Mit 50 Millionen Euro Ablöse war Anthony Martial alles andere als ein Schnäppchen für Manchester United. Wegen einer Klausel droht diese Summe weiter anzusteigen.

Stolze 50 Millionen Euro überwies Manchester United im September 2015 an den AS Monaco, um sich die Dienste des französischen Stürmer-Juwels Anthony Martial zu sichern.

Bei dieser Summe wird es allerdings nicht bleiben. 

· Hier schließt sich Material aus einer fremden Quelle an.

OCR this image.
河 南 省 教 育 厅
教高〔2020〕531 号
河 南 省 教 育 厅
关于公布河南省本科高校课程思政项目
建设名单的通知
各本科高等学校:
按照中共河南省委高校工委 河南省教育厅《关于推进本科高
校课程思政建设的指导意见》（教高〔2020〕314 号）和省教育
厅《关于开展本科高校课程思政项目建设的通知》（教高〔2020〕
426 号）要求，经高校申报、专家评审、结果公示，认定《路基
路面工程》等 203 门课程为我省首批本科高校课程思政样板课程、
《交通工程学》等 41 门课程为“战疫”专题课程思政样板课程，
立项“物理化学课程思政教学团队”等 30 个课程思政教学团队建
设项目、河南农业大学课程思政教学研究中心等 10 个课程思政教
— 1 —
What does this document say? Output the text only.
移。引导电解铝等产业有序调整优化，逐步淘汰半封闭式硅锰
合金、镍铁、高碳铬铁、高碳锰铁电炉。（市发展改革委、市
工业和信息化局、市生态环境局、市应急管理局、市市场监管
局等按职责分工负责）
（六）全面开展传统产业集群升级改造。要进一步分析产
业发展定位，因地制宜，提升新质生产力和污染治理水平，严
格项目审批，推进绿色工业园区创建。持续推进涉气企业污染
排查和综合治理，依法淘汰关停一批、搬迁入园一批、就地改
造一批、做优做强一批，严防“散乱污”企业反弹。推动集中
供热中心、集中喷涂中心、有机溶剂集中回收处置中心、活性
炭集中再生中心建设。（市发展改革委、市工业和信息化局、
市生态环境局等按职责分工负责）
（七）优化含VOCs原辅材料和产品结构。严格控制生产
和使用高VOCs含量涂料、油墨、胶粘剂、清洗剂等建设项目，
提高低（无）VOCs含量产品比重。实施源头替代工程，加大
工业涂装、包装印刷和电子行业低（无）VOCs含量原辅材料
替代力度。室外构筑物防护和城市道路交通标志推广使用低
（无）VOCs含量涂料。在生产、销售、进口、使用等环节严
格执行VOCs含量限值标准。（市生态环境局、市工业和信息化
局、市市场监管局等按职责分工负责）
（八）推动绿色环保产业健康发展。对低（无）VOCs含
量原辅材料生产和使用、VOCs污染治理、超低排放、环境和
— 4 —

Als der englische Rekordmeister am vergangenen Wochenende den FC Watford mit 2:0 besiegte, traf Martial zum 24. Mal für die "Red Devils". Eine Klausel in seinem Vertrag besagt, dass United zusätzlich zehn Millionen Euro für den Offensivmann zahlen muss, sollte er 25 Treffer erzielen.

Ablöse kann weiter ansteigen

Das Duell mit Saint-Etienne am Donnerstag in der UEFA Europa League könnte also zu einer kostspieligen Angelegenheit für den Klub von Star-Coach Jose Mourinho werden. Martial ist nach einer schwierigen Hinrunde mit Wechselspekulationen aktuell blendend drauf - was auch an der Expertise von Superstar Zlatan Ibrahimovic zu scheinen liegt. 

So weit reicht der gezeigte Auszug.